We are part of Europe and Europe can be a means to solve problems.

How do you see the EU relating to its partners in the world?

Compared to the Greens, we are a bit more hawkish. We are definitely not scared of seeing European autonomy in areas such as defence or foreign policy. We would very much like to see that happening. Of course, digital issues are at the forefront and Europe’s loss of technical competence is deeply worrying. Why can’t we produce European microchips? Why are we relying on other actors for technology such as 5G?

We would like to see a digital policy that promotes open design and technologies to allow knowledge-sharing and prevent lock-ins.
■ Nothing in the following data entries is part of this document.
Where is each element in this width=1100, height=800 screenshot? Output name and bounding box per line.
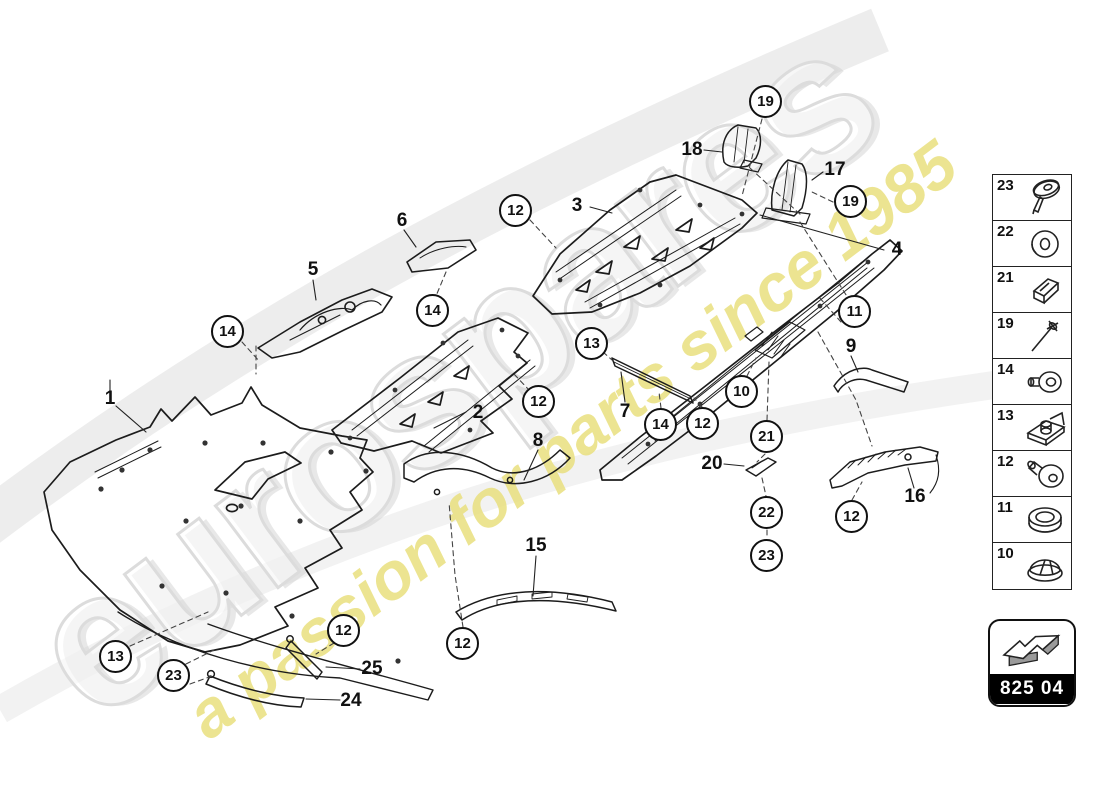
sidebar-item-11[interactable]: 11	[992, 496, 1072, 544]
sidebar-item-number: 13	[997, 407, 1014, 424]
part-number-label-2: 2	[473, 402, 484, 424]
push-rivet-icon	[1020, 177, 1070, 219]
sidebar-item-number: 22	[997, 223, 1014, 240]
part-code-label: 825 04	[990, 674, 1074, 704]
spring-clip-icon	[1020, 269, 1070, 311]
callout-circle-22[interactable]: 22	[750, 496, 783, 529]
callout-circle-12[interactable]: 12	[446, 627, 479, 660]
sidebar-item-12[interactable]: 12	[992, 450, 1072, 498]
fastener-sidebar: 232221191413121110	[992, 174, 1072, 590]
callout-circle-14[interactable]: 14	[211, 315, 244, 348]
part-number-label-16: 16	[904, 486, 925, 508]
callout-circle-12[interactable]: 12	[835, 500, 868, 533]
round-head-screw-icon	[1020, 361, 1070, 403]
sidebar-item-number: 10	[997, 545, 1014, 562]
callout-circle-23[interactable]: 23	[750, 539, 783, 572]
part-number-label-8: 8	[533, 430, 544, 452]
callout-circle-12[interactable]: 12	[499, 194, 532, 227]
parts-diagram-page: eurospares a passion for parts since 198…	[0, 0, 1100, 800]
callout-circle-13[interactable]: 13	[575, 327, 608, 360]
callout-circle-19[interactable]: 19	[749, 85, 782, 118]
callout-circle-11[interactable]: 11	[838, 295, 871, 328]
sidebar-item-number: 11	[997, 499, 1013, 516]
blind-rivet-icon	[1020, 315, 1070, 357]
flat-head-fastener-icon	[1020, 453, 1070, 495]
washer-icon	[1020, 223, 1070, 265]
sidebar-item-19[interactable]: 19	[992, 312, 1072, 360]
sidebar-item-number: 21	[997, 269, 1014, 286]
sidebar-item-number: 12	[997, 453, 1014, 470]
callout-circle-12[interactable]: 12	[327, 614, 360, 647]
callout-layer: 1912191414121314121021222311121323121212…	[0, 0, 1100, 800]
sidebar-item-number: 14	[997, 361, 1014, 378]
part-number-label-20: 20	[701, 453, 722, 475]
part-number-label-7: 7	[620, 401, 631, 423]
cap-plug-icon	[1020, 545, 1070, 587]
part-number-label-9: 9	[846, 336, 857, 358]
sidebar-item-21[interactable]: 21	[992, 266, 1072, 314]
sidebar-item-14[interactable]: 14	[992, 358, 1072, 406]
callout-circle-19[interactable]: 19	[834, 185, 867, 218]
sidebar-item-number: 23	[997, 177, 1014, 194]
part-number-label-17: 17	[824, 159, 845, 181]
part-number-label-3: 3	[572, 195, 583, 217]
callout-circle-21[interactable]: 21	[750, 420, 783, 453]
sidebar-item-13[interactable]: 13	[992, 404, 1072, 452]
sidebar-item-number: 19	[997, 315, 1014, 332]
sidebar-item-10[interactable]: 10	[992, 542, 1072, 590]
part-number-label-1: 1	[105, 388, 116, 410]
part-code-box: 825 04	[988, 619, 1076, 707]
callout-circle-12[interactable]: 12	[686, 407, 719, 440]
callout-circle-14[interactable]: 14	[644, 408, 677, 441]
part-number-label-6: 6	[397, 210, 408, 232]
callout-circle-13[interactable]: 13	[99, 640, 132, 673]
section-arrow-icon	[990, 621, 1074, 674]
callout-circle-12[interactable]: 12	[522, 385, 555, 418]
part-number-label-18: 18	[681, 139, 702, 161]
part-number-label-15: 15	[525, 535, 546, 557]
part-number-label-5: 5	[308, 259, 319, 281]
callout-circle-10[interactable]: 10	[725, 375, 758, 408]
callout-circle-14[interactable]: 14	[416, 294, 449, 327]
grommet-icon	[1020, 499, 1070, 541]
part-number-label-25: 25	[361, 658, 382, 680]
sidebar-item-23[interactable]: 23	[992, 174, 1072, 222]
part-number-label-4: 4	[892, 239, 903, 261]
sidebar-item-22[interactable]: 22	[992, 220, 1072, 268]
callout-circle-23[interactable]: 23	[157, 659, 190, 692]
part-number-label-24: 24	[340, 690, 361, 712]
mounting-clip-icon	[1020, 407, 1070, 449]
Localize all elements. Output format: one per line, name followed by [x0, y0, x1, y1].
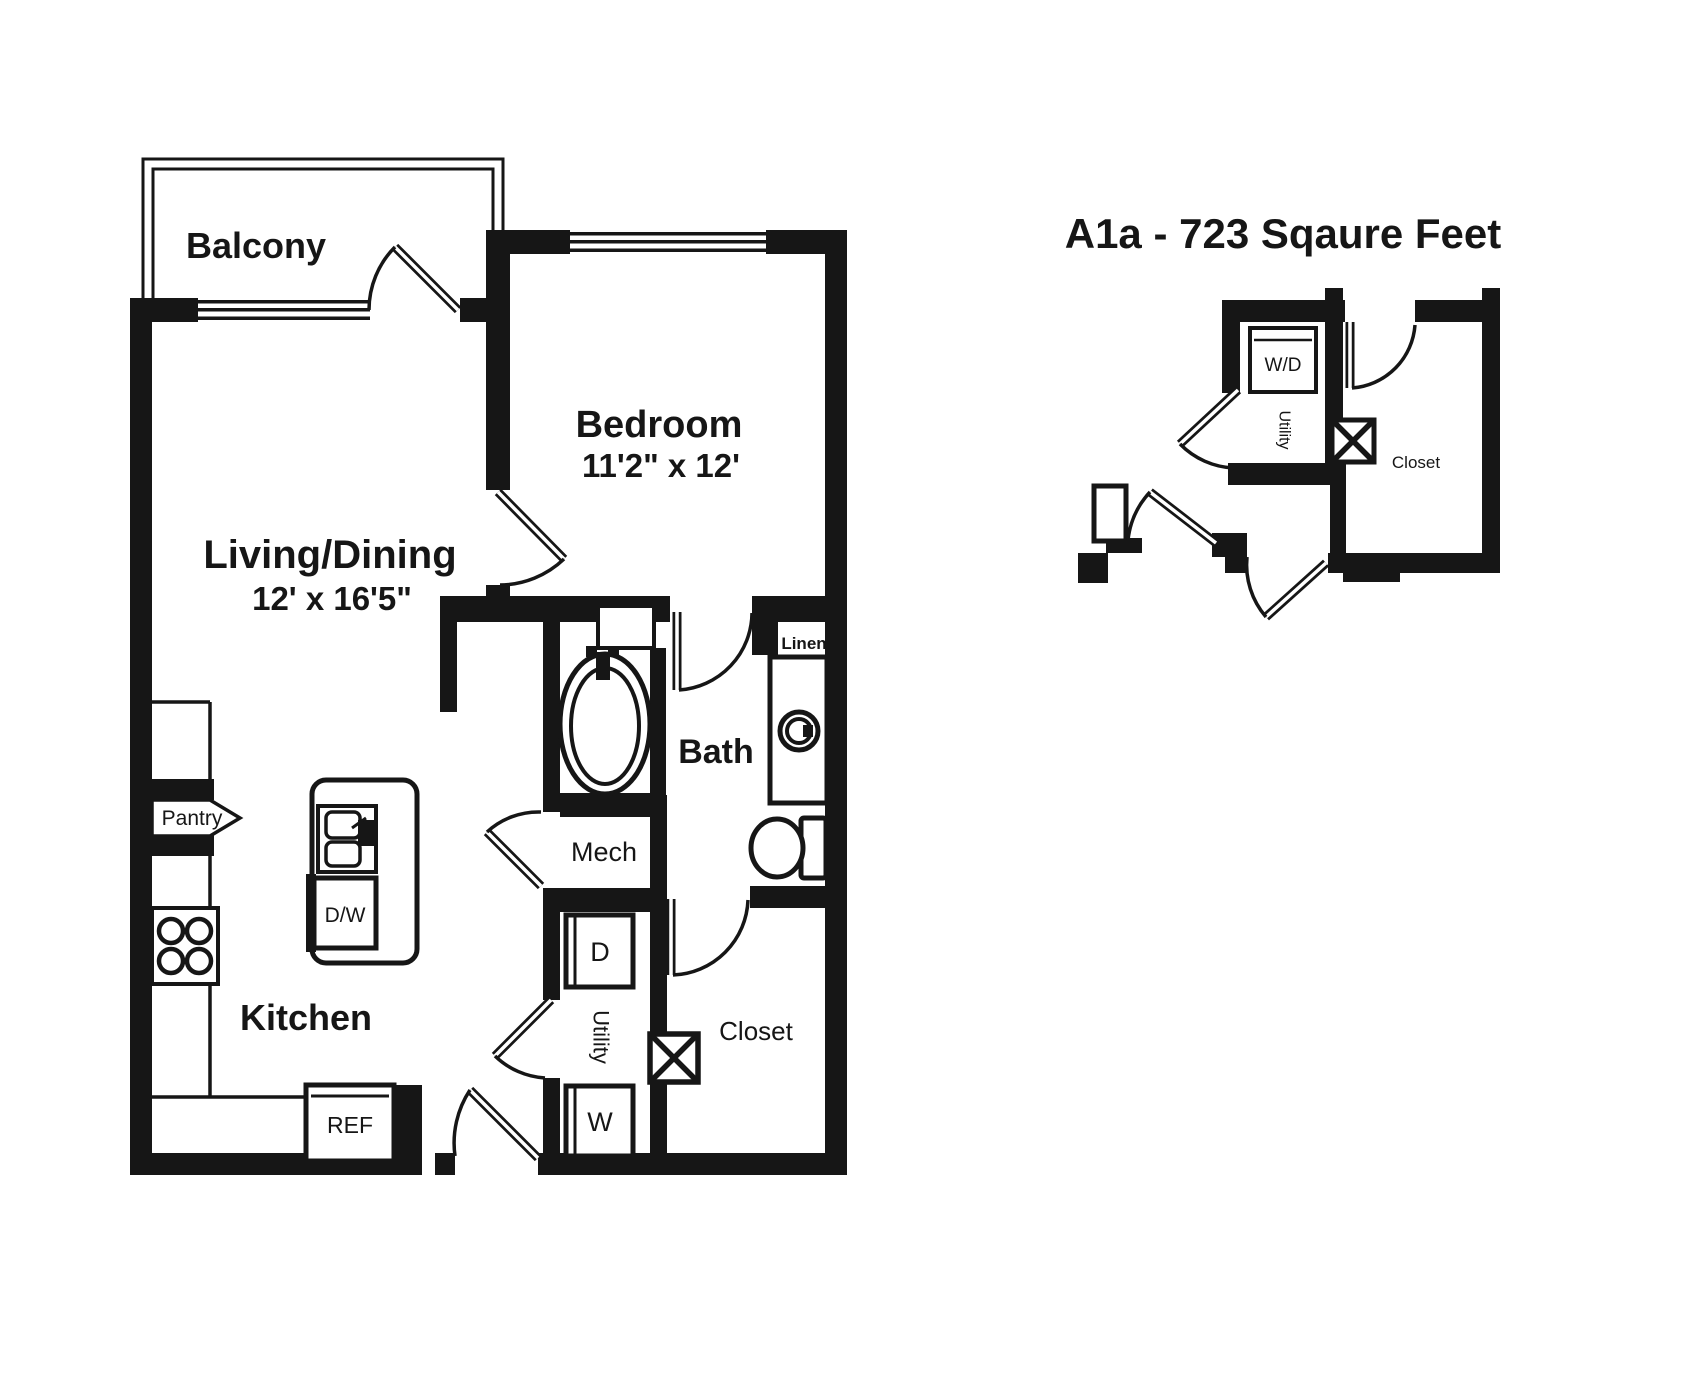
floorplan-canvas: Balcony Living/Dining 12' x 16'5" Bedroo…: [0, 0, 1700, 1377]
pantry-label: Pantry: [162, 807, 223, 830]
kitchen-label: Kitchen: [240, 997, 372, 1038]
stove-icon: [152, 908, 218, 984]
detail-plan: W/D Utility Closet: [1078, 288, 1500, 617]
vanity-sink-icon: [770, 657, 827, 803]
bathtub-icon: [560, 606, 654, 794]
living-window: [198, 298, 370, 322]
kitchen-island: [306, 780, 417, 963]
living-label: Living/Dining: [203, 533, 456, 577]
shelf-x-icon: [650, 1034, 698, 1082]
dryer-label: D: [590, 937, 610, 967]
entry-door: [454, 1090, 538, 1158]
plan-title: A1a - 723 Sqaure Feet: [1065, 210, 1502, 257]
detail-closet-top-door: [1350, 322, 1415, 388]
balcony-label: Balcony: [186, 225, 326, 266]
bedroom-window: [570, 230, 766, 254]
washer-label: W: [587, 1107, 613, 1137]
utility-label: Utility: [589, 1010, 614, 1064]
ref-label: REF: [327, 1112, 373, 1138]
bedroom-label: Bedroom: [576, 404, 743, 446]
bath-door: [677, 612, 752, 690]
detail-utility-label: Utility: [1276, 410, 1293, 449]
bedroom-dims: 11'2" x 12': [582, 447, 740, 484]
detail-wd-label: W/D: [1265, 355, 1302, 376]
toilet-icon: [751, 818, 826, 878]
closet-label: Closet: [719, 1016, 793, 1046]
mech-door: [487, 812, 541, 886]
detail-closet-label: Closet: [1392, 453, 1440, 472]
bath-label: Bath: [678, 733, 754, 771]
detail-shelf-x-icon: [1332, 420, 1374, 462]
detail-utility-door: [1180, 390, 1238, 468]
main-plan: Balcony Living/Dining 12' x 16'5" Bedroo…: [130, 159, 847, 1175]
island-sink-icon: [318, 806, 376, 872]
mech-label: Mech: [571, 837, 637, 867]
linen-label: Linen: [781, 634, 826, 653]
detail-entry-door: [1128, 492, 1216, 543]
dw-label: D/W: [325, 904, 366, 927]
living-dims: 12' x 16'5": [252, 580, 412, 617]
utility-door: [495, 1000, 551, 1078]
floorplan-page: Balcony Living/Dining 12' x 16'5" Bedroo…: [0, 0, 1700, 1377]
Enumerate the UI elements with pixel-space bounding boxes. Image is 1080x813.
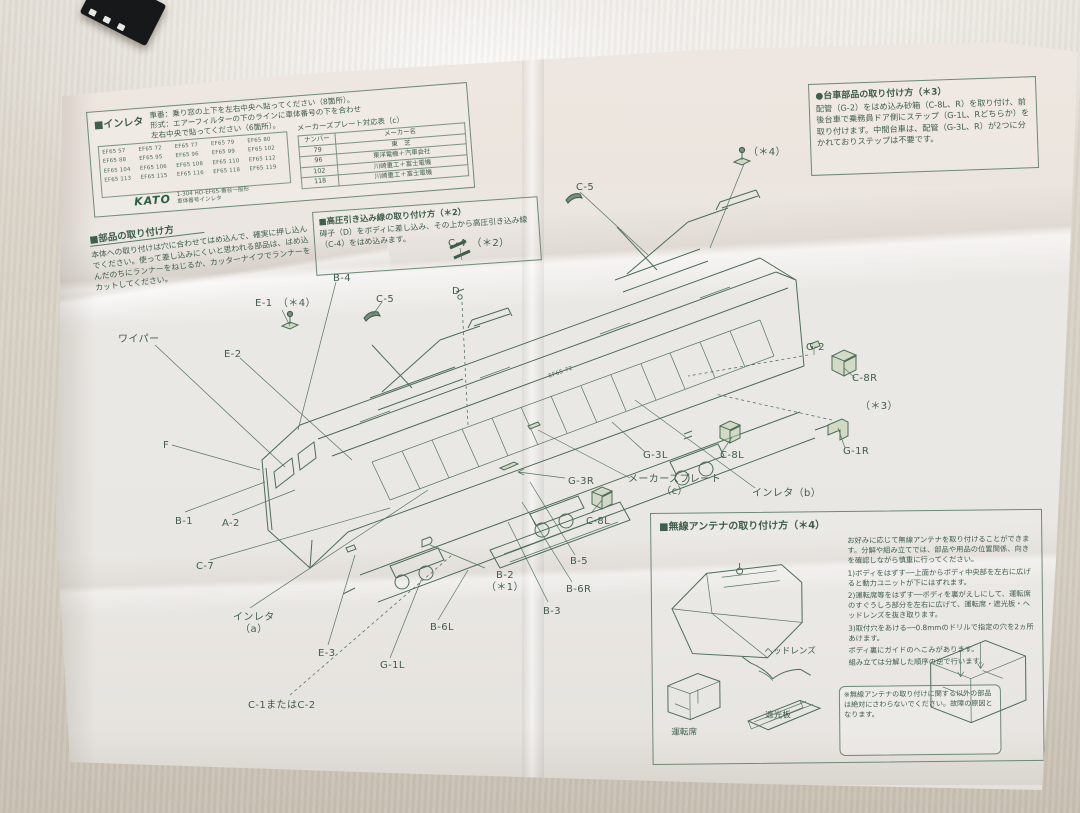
part-label: メーカーズプレート （c）	[628, 474, 721, 497]
part-label: B-3	[543, 606, 561, 618]
part-label: （＊4）	[748, 147, 786, 159]
box-knob	[102, 16, 111, 25]
part-label: C-5	[376, 294, 394, 306]
part-label: B-6R	[566, 584, 591, 596]
part-label: G-3L	[643, 450, 668, 462]
part-label: C-7	[196, 561, 214, 573]
black-model-box	[80, 0, 167, 46]
part-label: B-2 （＊1）	[486, 570, 524, 593]
instruction-sheet: ■インレタ 車番：乗り窓の上下を左右中央へ貼ってください（8箇所）。 形式：エア…	[0, 0, 1080, 813]
part-label: G-1L	[380, 660, 405, 672]
part-label: C-8L	[586, 516, 610, 528]
part-label: C-1またはC-2	[248, 700, 316, 712]
box-knob	[88, 8, 97, 17]
part-label: （＊3）	[860, 401, 898, 413]
part-label: C-8L	[720, 450, 744, 462]
part-label: G-2	[806, 342, 825, 354]
part-label: B-5	[570, 556, 588, 568]
part-label: ワイパー	[118, 334, 159, 346]
part-label: C-5	[576, 182, 594, 194]
part-label: B-4	[333, 273, 351, 285]
shade-label: 遮光板	[765, 709, 791, 721]
part-label: B-6L	[430, 622, 454, 634]
part-label: EF65 72	[548, 365, 574, 380]
part-label: E-1 （＊4）	[255, 298, 316, 310]
part-label: C-8R	[852, 373, 878, 385]
part-label: インレタ （a）	[233, 612, 275, 635]
headlens-label: ヘッドレンズ	[764, 644, 816, 657]
radio-antenna-box: ■無線アンテナの取り付け方（＊4） お好みに応じて無線アンテナを取り付けることが…	[650, 509, 1045, 765]
part-label: C-4 （＊2）	[448, 238, 510, 250]
box-knob	[117, 23, 126, 32]
part-label: E-2	[224, 349, 242, 361]
seat-label: 運転席	[671, 726, 697, 738]
part-label: インレタ（b）	[752, 488, 821, 500]
part-label: F	[163, 440, 169, 452]
part-label: D	[452, 286, 460, 298]
antenna-sketches	[651, 510, 1044, 764]
part-label: E-3	[318, 648, 336, 660]
part-label: G-3R	[568, 476, 594, 488]
part-label: A-2	[222, 518, 240, 530]
part-label: G-1R	[843, 446, 869, 458]
part-label: B-1	[175, 516, 193, 528]
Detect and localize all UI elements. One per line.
Pursuing such a policy would allow Europe to build its own capacity for being strategically autonomous in the area of technology.

Where do you see the EU in 2030 or 2035 in terms of internal and external balances?

We need to improve our internal processes so they provide more effective solutions to problems. In the area of foreign policy, we quite often see that the EU is unable to take a single, strong position towards external dictatorships and authoritarian regimes. We need to find a way to improve the process so this is resolved. I’m especially speaking from the position of a citizen of an Eastern European country in close proximity to Russia. The same division also prevents Europe from working as one on tax issues; instead we are constantly struggling to have a more balanced and fairer approach so the richest are no longer hiding in tax havens. The EU is the tool to resolve tax evasion and avoidance.

In my view, Europe needs these structural reforms in order for the EU to further expand. It’s not anything against the Western Balkans countries but if every single country at the table can veto any decision it becomes impossible. We can’t depend on a system which allows people like Babiš, Orbán, and Kaczyński to blackmail the whole continent with a single veto.

We are constantly struggling to have a more balanced and fairer approach so the richest are no longer hiding in tax havens. The EU is the tool to resolve tax evasion and avoidance.

The elections are in October. What are your party’s priorities for this election?

The most important aim is to modernise the state. Czech industry is becoming obsolete. It is based on classic manufacturing but we really need to move to smarter, more digital and green industry that would be competitive with the rest of the world. We’re lagging behind and need to update the country and its infrastructure. Unfortunately, it will not be easy because most of the political mainstream seems to oppose that agenda and prefers to focus on calling us neo-Marxists rather than discuss the real issues.

For the first time, it’s us against everyone else. Now we are the main target even for our competitors within the opposition, who prefer to attack us rather than the government. This is something new and we are speeding up our processes in terms of how to we respond to social media and via other channels. We have hired a company to help us analyse fake news targeting the Pirates. This election campaign is about the reach of communication and we need to be in control despite facing political forces that control part of the media.

Which level of politics is going to be most important for the Pirates in the coming years? Are you focusing on the local, national, or European levels?

We try to connect the levels. There are people who will tell you the local level is the most important but I can tell you the European level is the most important because the Pirate movement’s origins lie in issues around the internet. You can’t really touch the internet on a national level, it’s possible only on the European level. That’s where you can influence it, for good or for bad.